The response rate was 30.6% (n=116). Only 8.6% of agencies reported no waiting lists for their programs or services. Estimated mean wait times for initial assessment decreased with increasing levels of clinical priority. However, the ranges of wait times at each clinical priority level were substantial. In addition, only 31.4% of agencies reported being "mostly" or "always" able to meet the Canadian Psychiatric Association's wait time benchmark for scheduled care for psychiatric services. Wait times were positively correlated with size of the waiting list for those considered at lower clinical priority.
The findings confirm concerns about the prevalence of wait times for CAMHS in Canada, and also note marked variability. Though shorter wait times for higher priority children and youth is appropriate, current practice does not meet proposed standards of care as they relate to wait times. Future research should determine the impact of service reform efforts on reducing wait times for children with differing clinical priority levels.
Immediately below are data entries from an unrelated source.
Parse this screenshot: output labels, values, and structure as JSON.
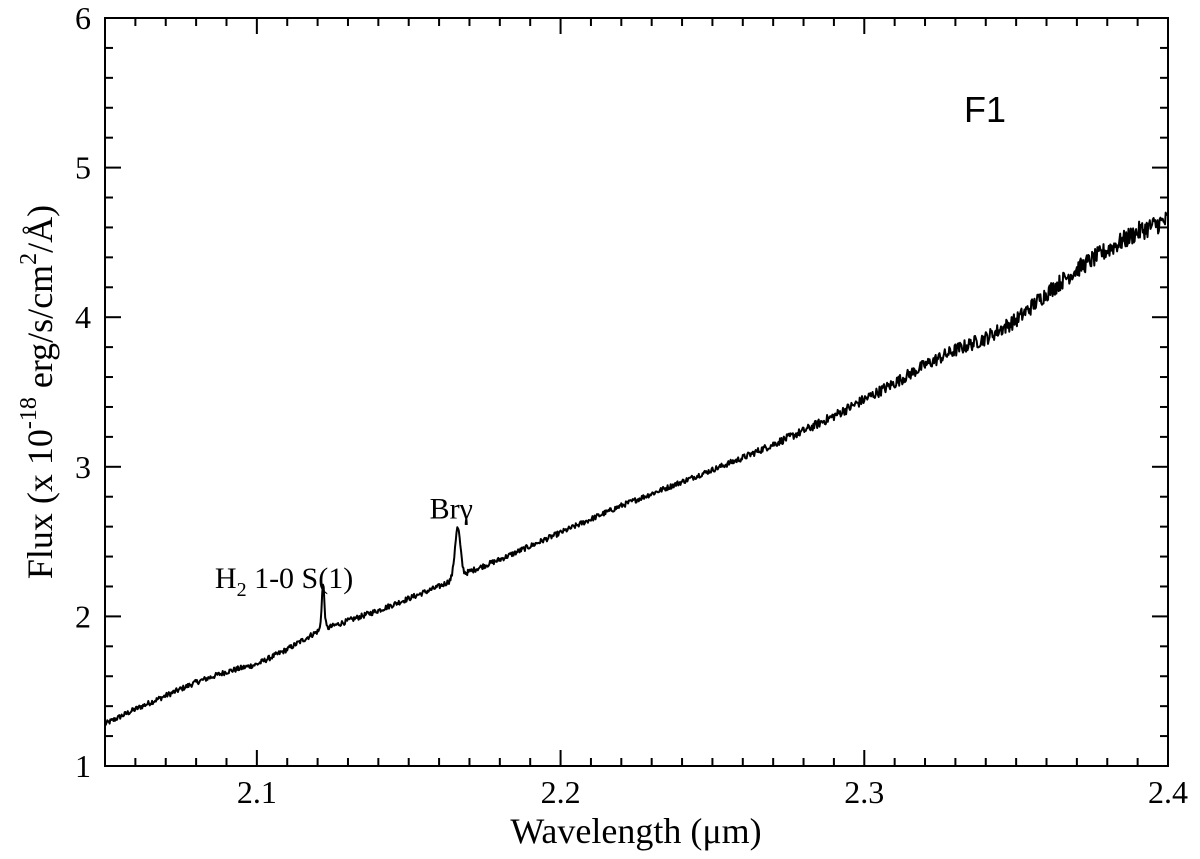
{
  "chart_data": {
    "type": "line",
    "panel_label": "F1",
    "xlabel": "Wavelength (μm)",
    "ylabel": {
      "prefix": "Flux (x 10",
      "exp1": "-18",
      "middle": " erg/s/cm",
      "exp2": "2",
      "suffix": "/Å)"
    },
    "xlim": [
      2.05,
      2.4
    ],
    "ylim": [
      1,
      6
    ],
    "x_ticks": [
      2.1,
      2.2,
      2.3,
      2.4
    ],
    "x_tick_labels": [
      "2.1",
      "2.2",
      "2.3",
      "2.4"
    ],
    "x_minor_step": 0.01,
    "y_ticks": [
      1,
      2,
      3,
      4,
      5,
      6
    ],
    "y_tick_labels": [
      "1",
      "2",
      "3",
      "4",
      "5",
      "6"
    ],
    "y_minor_step": 0.2,
    "grid": false,
    "line_color": "#000000",
    "series": [
      {
        "x": [
          2.05,
          2.06,
          2.07,
          2.08,
          2.09,
          2.1,
          2.11,
          2.115,
          2.12,
          2.13,
          2.14,
          2.15,
          2.16,
          2.165,
          2.17,
          2.18,
          2.19,
          2.2,
          2.21,
          2.22,
          2.23,
          2.24,
          2.25,
          2.26,
          2.27,
          2.28,
          2.29,
          2.3,
          2.31,
          2.32,
          2.33,
          2.34,
          2.35,
          2.36,
          2.37,
          2.38,
          2.39,
          2.4
        ],
        "y": [
          1.28,
          1.38,
          1.47,
          1.56,
          1.63,
          1.68,
          1.78,
          1.84,
          1.9,
          1.97,
          2.04,
          2.12,
          2.2,
          2.25,
          2.3,
          2.38,
          2.47,
          2.56,
          2.65,
          2.74,
          2.82,
          2.9,
          2.98,
          3.06,
          3.15,
          3.24,
          3.34,
          3.45,
          3.56,
          3.68,
          3.78,
          3.86,
          3.98,
          4.16,
          4.32,
          4.45,
          4.57,
          4.65
        ],
        "emission_lines": [
          {
            "center": 2.1218,
            "height": 0.3,
            "width": 0.00045
          },
          {
            "center": 2.1661,
            "height": 0.33,
            "width": 0.0009
          }
        ]
      }
    ],
    "annotations": [
      {
        "label_main": "H",
        "label_sub": "2",
        "label_rest": " 1-0 S(1)",
        "x": 2.1218,
        "y": 2.27
      },
      {
        "label_main": "Brγ",
        "x": 2.165,
        "y": 2.72
      }
    ]
  }
}
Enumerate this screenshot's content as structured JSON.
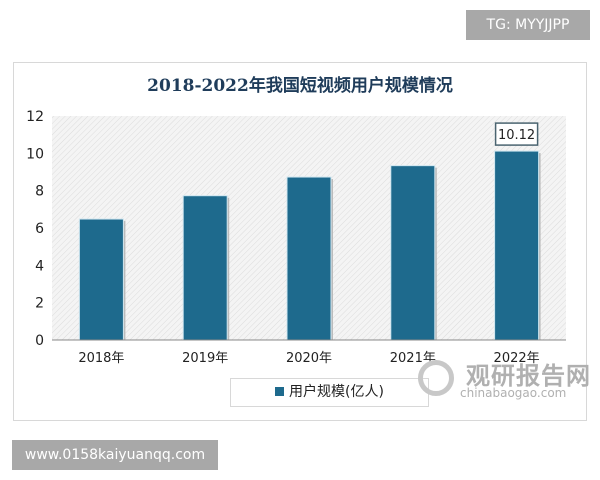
{
  "watermark_top": "TG: MYYJJPP",
  "watermark_bottom": "www.0158kaiyuanqq.com",
  "source_logo": {
    "cn": "观研报告网",
    "en": "chinabaogao.com"
  },
  "chart_data": {
    "type": "bar",
    "title": "2018-2022年我国短视频用户规模情况",
    "categories": [
      "2018年",
      "2019年",
      "2020年",
      "2021年",
      "2022年"
    ],
    "series": [
      {
        "name": "用户规模(亿人)",
        "values": [
          6.48,
          7.73,
          8.73,
          9.34,
          10.12
        ],
        "color": "#1e6a8d"
      }
    ],
    "data_labels": [
      {
        "category": "2022年",
        "text": "10.12"
      }
    ],
    "yticks": [
      "0",
      "2",
      "4",
      "6",
      "8",
      "10",
      "12"
    ],
    "ylim": [
      0,
      12
    ],
    "xlabel": "",
    "ylabel": "",
    "grid": false,
    "legend": "bottom"
  }
}
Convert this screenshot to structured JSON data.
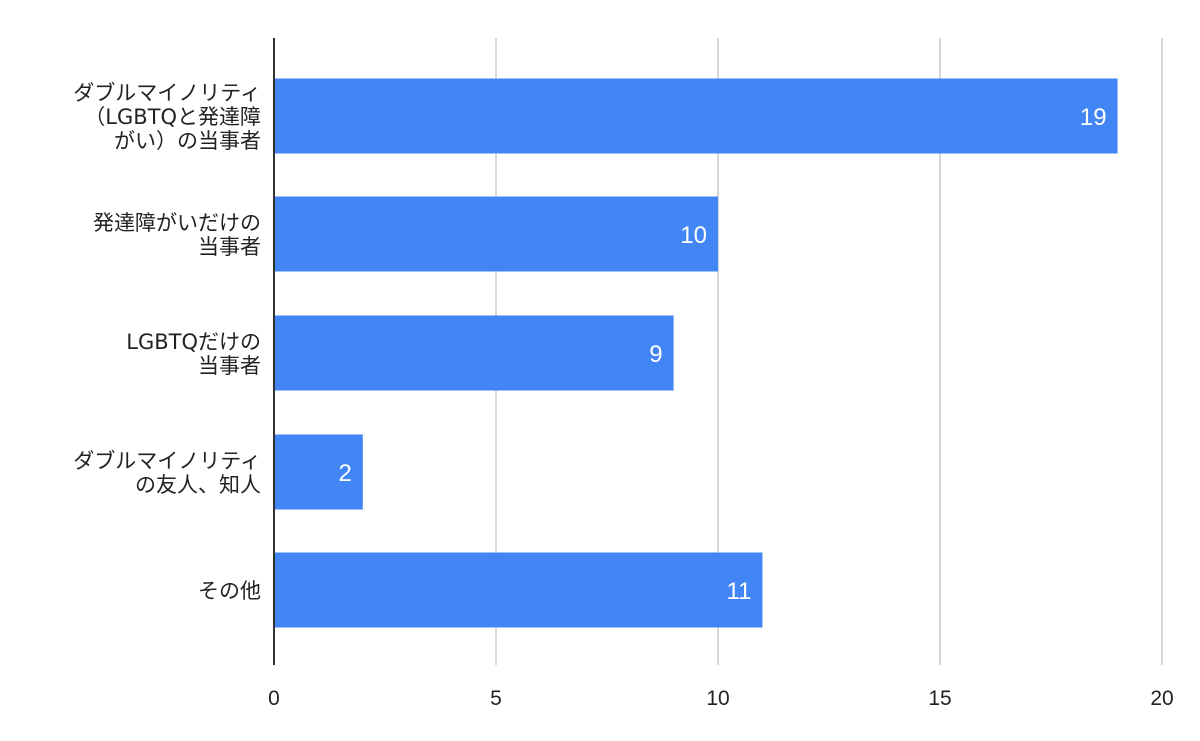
{
  "chart_data": {
    "type": "bar",
    "orientation": "horizontal",
    "title": "",
    "xlabel": "",
    "ylabel": "",
    "categories": [
      [
        "ダブルマイノリティ",
        "（LGBTQと発達障",
        "がい）の当事者"
      ],
      [
        "発達障がいだけの",
        "当事者"
      ],
      [
        "LGBTQだけの",
        "当事者"
      ],
      [
        "ダブルマイノリティ",
        "の友人、知人"
      ],
      [
        "その他"
      ]
    ],
    "values": [
      19,
      10,
      9,
      2,
      11
    ],
    "xlim": [
      0,
      20
    ],
    "ticks": [
      0,
      5,
      10,
      15,
      20
    ],
    "grid": true,
    "data_labels": true,
    "colors": {
      "bar": "#4285f4",
      "grid": "#cccccc",
      "axis": "#333333",
      "value_text": "#ffffff",
      "text": "#222222"
    }
  }
}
本研究的目的是:1)描述加拿大提供儿童和青少年心理健康服务(CAMHS)机构的等待时间;2)确定机构和等候名单特征是否与不同临床优先级别的等待时间相关。
向加拿大379家提供CAMHS的机构开展了一项基于网络的调查。该调查包含有关机构特征、等候名单特征和机构等待时间的问题。使用Pearson相关性分析来确定机构和等候名单特征与等待时间之间的双变量关系。
回复率为30.6%(n = 116)。只有8.6%的机构报告其项目或服务没有等候名单。初始评估的估计平均等待时间随着临床优先级的提高而减少。然而,每个临床优先级别的等待时间范围都很大。此外,只有31.4%的机构报告“大部分”或“总是”能够达到加拿大精神病学协会关于精神科服务预约护理等待时间的基准。对于临床优先级较低的人群,等待时间与等候名单的规模呈正相关。
研究结果证实了对加拿大CAMHS等待时间普遍存在的担忧,同时也指出了显著的变异性。虽然为更高优先级的儿童和青少年缩短等待时间是合适的,但目前的做法并未达到与等待时间相关的建议护理标准。未来的研究应确定服务改革努力对减少不同临床优先级儿童等待时间的影响。